Hugh Jackman and his daughter Ava in New York City. (May 6, 2012)
He’s good at that.
Say what you will but this dude’s a good actor, a good dad, a good husband.
And can deep throat a frozen treat like nobody’s business.
…and so desparate for good press, will post glowing comments to fledgling celeb sites
Fledgling? That’s rich.
Agreed. Signs autographs, talks to crowds, just an all-around genuinely nice guy. Like Hamm.
Boy in background: “Mmmmm, orange!”
Ava: “I like to chew my popsicles!”
Hugh: “Argh! Brain-freeze! I always try to take it all at once! When will I learn?”

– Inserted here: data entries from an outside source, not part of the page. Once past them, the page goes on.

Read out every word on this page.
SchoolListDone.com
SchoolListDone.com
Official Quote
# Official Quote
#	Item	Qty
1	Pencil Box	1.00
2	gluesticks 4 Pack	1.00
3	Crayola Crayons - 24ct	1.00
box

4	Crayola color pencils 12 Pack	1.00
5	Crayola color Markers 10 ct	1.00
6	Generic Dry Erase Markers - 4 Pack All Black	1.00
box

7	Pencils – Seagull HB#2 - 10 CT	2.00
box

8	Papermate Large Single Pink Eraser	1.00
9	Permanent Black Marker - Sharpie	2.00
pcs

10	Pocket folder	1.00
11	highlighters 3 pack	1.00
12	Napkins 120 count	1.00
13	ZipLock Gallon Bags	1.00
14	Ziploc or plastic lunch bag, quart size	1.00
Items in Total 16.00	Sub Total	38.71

She’s just glad it wasn’t a banana, because watching her dad eat one just makes her…uncomfortable.
Hey, he gave her a nice normal name. Props.

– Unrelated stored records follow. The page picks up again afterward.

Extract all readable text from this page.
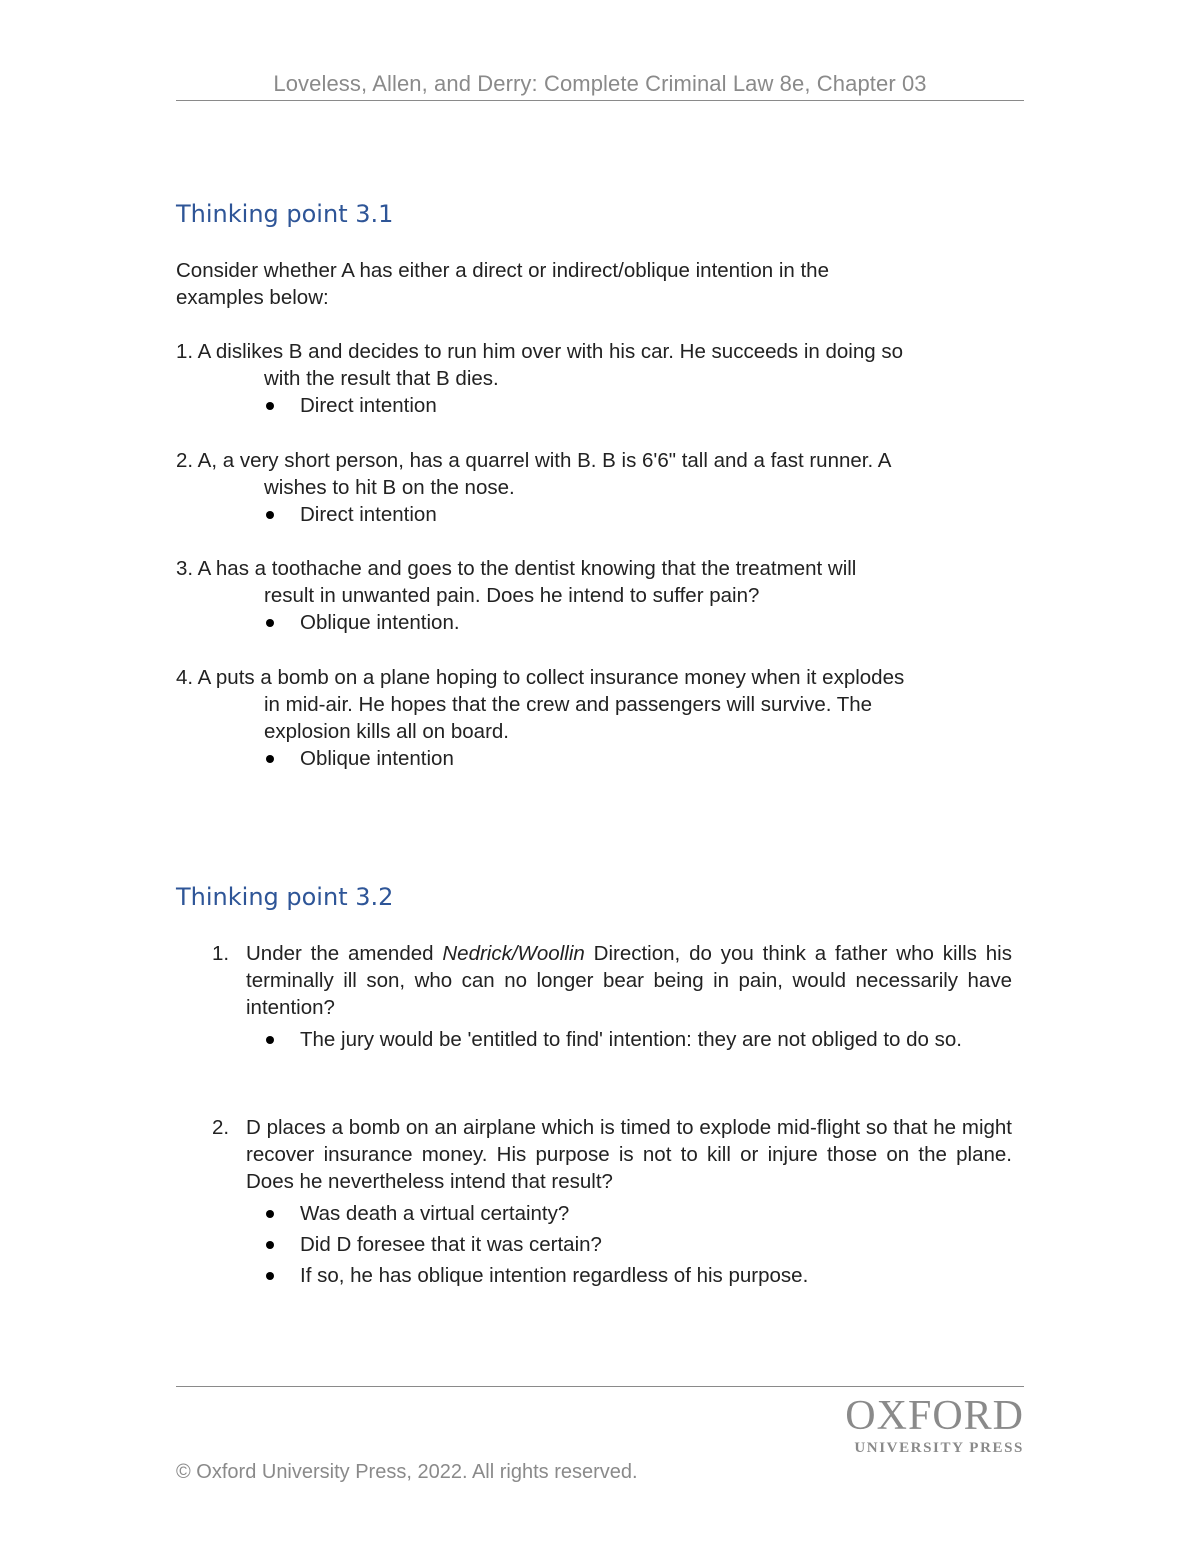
Loveless, Allen, and Derry: Complete Criminal Law 8e, Chapter 03
Thinking point 3.1

Consider whether A has either a direct or indirect/oblique intention in the
examples below:

1. A dislikes B and decides to run him over with his car. He succeeds in doing so
with the result that B dies.
Direct intention
2. A, a very short person, has a quarrel with B. B is 6'6" tall and a fast runner. A
wishes to hit B on the nose.
Direct intention
3. A has a toothache and goes to the dentist knowing that the treatment will
result in unwanted pain. Does he intend to suffer pain?
Oblique intention.
4. A puts a bomb on a plane hoping to collect insurance money when it explodes
in mid-air. He hopes that the crew and passengers will survive. The
explosion kills all on board.
Oblique intention
Thinking point 3.2
1. Under the amended Nedrick/Woollin Direction, do you think a father who kills his terminally ill son, who can no longer bear being in pain, would necessarily have intention?
The jury would be 'entitled to find' intention: they are not obliged to do so.
2. D places a bomb on an airplane which is timed to explode mid-flight so that he might recover insurance money. His purpose is not to kill or injure those on the plane. Does he nevertheless intend that result?
Was death a virtual certainty?
Did D foresee that it was certain?
If so, he has oblique intention regardless of his purpose.
OXFORD
UNIVERSITY PRESS
© Oxford University Press, 2022. All rights reserved.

He did that deliberately; positioning the girl child in front as a shield against the tidal wave of cocksucking comments.
Clever Aussie bastard.
You know Ava will be home from every date on time. No boy will risk pissing off Wolverine.

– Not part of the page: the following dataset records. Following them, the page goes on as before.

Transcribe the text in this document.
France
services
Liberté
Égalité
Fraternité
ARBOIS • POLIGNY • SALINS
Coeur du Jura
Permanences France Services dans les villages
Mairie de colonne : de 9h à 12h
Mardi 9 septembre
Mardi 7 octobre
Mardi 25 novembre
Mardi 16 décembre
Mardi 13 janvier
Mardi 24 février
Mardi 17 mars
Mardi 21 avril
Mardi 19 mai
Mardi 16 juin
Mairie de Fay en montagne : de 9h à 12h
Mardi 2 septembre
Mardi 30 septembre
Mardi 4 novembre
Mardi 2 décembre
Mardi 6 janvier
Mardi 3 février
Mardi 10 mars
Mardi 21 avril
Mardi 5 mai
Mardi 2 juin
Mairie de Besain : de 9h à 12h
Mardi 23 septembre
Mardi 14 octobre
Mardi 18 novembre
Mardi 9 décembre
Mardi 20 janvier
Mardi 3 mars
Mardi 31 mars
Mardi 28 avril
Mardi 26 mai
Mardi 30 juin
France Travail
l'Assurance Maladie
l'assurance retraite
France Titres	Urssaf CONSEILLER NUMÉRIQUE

His body is at the ballgame, but his heart is dancing on Broadway!
“No, dad, I didn’t ask where you learned to fit that whole thing in your mouth. No, that doesn’t count as asking.”
Seriously, the kid in the background just doesn’t know how to do it.
“No honey don’t use your teeth”
I guess the training did help on how to get a early start on the casting couch.